Published: 14 November 2024
This quicklook image contains three plots from the 2-channel microwave radiometer that operated on the Ellen Browning Scripps Memorial Pier in La Jolla, California, during the EPCAPE campaign on December 14, 2023.
This MWRRET quicklook image provides information from the 2-channel microwave radiometer that operated on the Ellen Browning Scripps Memorial Pier in La Jolla, California, during the EPCAPE campaign on December 14, 2023. The image shows, from top to bottom, observed brightness temperatures at 23.8 GHz (blue) and 31.4 GHz (red); retrieved precipitable water vapor from the physical method (blue) and statistical method (green) with sonde launch times noted (purple); and retrieved liquid water path from the physical method (blue) and statistical method (green).
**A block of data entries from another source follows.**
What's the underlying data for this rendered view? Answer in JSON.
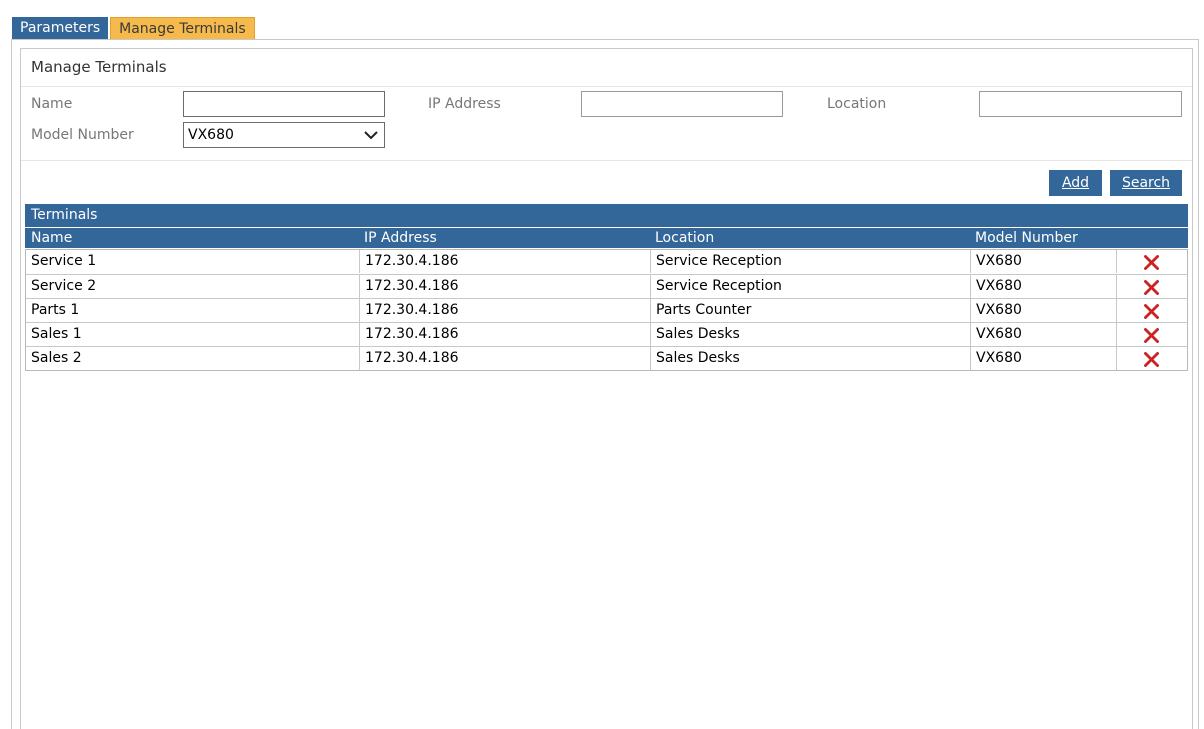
{
  "tabs": [
    {
      "label": "Parameters",
      "active": false
    },
    {
      "label": "Manage Terminals",
      "active": true
    }
  ],
  "panel_title": "Manage Terminals",
  "filters": {
    "name_label": "Name",
    "name_value": "",
    "ip_label": "IP Address",
    "ip_value": "",
    "location_label": "Location",
    "location_value": "",
    "model_label": "Model Number",
    "model_value": "VX680"
  },
  "actions": {
    "add_label": "Add",
    "search_label": "Search"
  },
  "grid": {
    "title": "Terminals",
    "columns": [
      "Name",
      "IP Address",
      "Location",
      "Model Number"
    ],
    "rows": [
      {
        "name": "Service 1",
        "ip": "172.30.4.186",
        "location": "Service Reception",
        "model": "VX680"
      },
      {
        "name": "Service 2",
        "ip": "172.30.4.186",
        "location": "Service Reception",
        "model": "VX680"
      },
      {
        "name": "Parts 1",
        "ip": "172.30.4.186",
        "location": "Parts Counter",
        "model": "VX680"
      },
      {
        "name": "Sales 1",
        "ip": "172.30.4.186",
        "location": "Sales Desks",
        "model": "VX680"
      },
      {
        "name": "Sales 2",
        "ip": "172.30.4.186",
        "location": "Sales Desks",
        "model": "VX680"
      }
    ]
  },
  "icons": {
    "delete": "close-x-icon",
    "dropdown": "chevron-down-icon"
  },
  "colors": {
    "primary": "#336699",
    "active_tab": "#f6b94c",
    "delete": "#cc2222"
  }
}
Image is from Krista Gaustad, Pacific Northwest National Laboratory.

Both versions of the Atmospheric Radiation Measurement (ARM) user facility’s value-added product (VAP) for microwave radiometer retrievals are now available for the 2023–2024 Eastern Pacific Cloud Aerosol Precipitation Experiment (EPCAPE) in La Jolla, California. These products retrieve column precipitable water vapor and liquid water path—both important variables to understand radiative transfer in the atmosphere and clouds.

The Microwave Radiometer Retrievals (MWRRET) VAP and MWRRET version 2 (MWRRETv2) both apply the Turner et al. (2007) optimal estimation retrieval of column precipitable water vapor and liquid water path to microwave radiometer brightness temperature measurements. The primary difference between the VAPs is that MWRRET applies the retrieval to measurements from 2-channel microwave radiometers (23.8 and 31.4 GHz), whereas MWRRETv2 applies it to measurements from 3-channel microwave radiometers (23.8, 30, and 89 GHz).

MWRRET produces operational .c1-level files as well as .c2-level files, in which improved offsets are applied to the 23.8 GHz channel, improving the precipitable water vapor retrievals. In addition, the c2 processing stage uses cloud vertical extent information from the Active Remote Sensing of CLouds (ARSCL) VAP rather than ceilometer data to get the correct temperature of the liquid water layers in the atmosphere.

MWRRETv2 only produces .c1-level files. ARM recently replaced its 3-channel microwave radiometer systems and is evaluating if additional bias corrections are needed.

During EPCAPE, which took place from February 15, 2023, through February 14, 2024, a 2-channel microwave radiometer operated at the main site on the Ellen Browning Scripps Memorial Pier, and 3-channel microwave radiometers ran on Scripps Pier and at the supplemental site on Mount Soledad. MWRRET .c2-level data are available for the full duration of EPCAPE on Scripps Pier. MWRRETv2 .c1-level data are available for the entire EPCAPE campaign on Scripps Pier and Mount Soledad.

In addition to the EPCAPE releases, new MWRRET and MWRRETv2 data have been produced for other ARM sites.

MWRRET .c2-level data are now available for 2023 at ARM’s North Slope of Alaska atmospheric observatory.

Additional MWRRETv2 .c1-level data are now available for the following ARM sites and date ranges:

  • the Eastern North Atlantic observatory (Graciosa Island, Azores, Portugal) from August 1, 2022, through January 31, 2024
  • the Southern Great Plains (SGP) Central Facility (Lamont, Oklahoma) from November 1, 2019, through March 31, 2024
  • SGP extended facility E32 (Medford, Oklahoma) from November 1, 2019, through September 25, 2022
  • SGP extended facility E37 (Waukomis, Oklahoma) from November 1, 2019, through July 8, 2022.

More information about the data can be found on the MWRRET and MWRRETv2 web pages. Overviews of the retrieval technique, input parameters, output products, and data quality checks for each VAP are available in the MWRRET and MWRRETv2 technical reports.

Scientists can now access the MWRRET and MWRRETv2 data in the ARM Data Center. (To download the data, first create an ARM account.)

Feedback on the data can be sent to ARM translator Damao Zhang.

To cite the MWRRET data, please use doi:10.5439/1027369. For the MWRRETv2 data, please use doi:10.5439/1566156.

Reference: Turner DD, SA Clough, JC Liljegren, EE Clothiaux, KE Cady-Pereira, and KL Gaustad. 2007. “Retrieving Liquid Water Path and Precipitable Water Vapor From the Atmospheric Radiation Measurement (ARM) Microwave Radiometers.” IEEE Transactions on Geoscience and Remote Sensing, 45(11), doi:10.1109/tgrs.2007.903703.

# # #


ARM is a DOE Office of Science user facility operated by nine DOE national laboratories.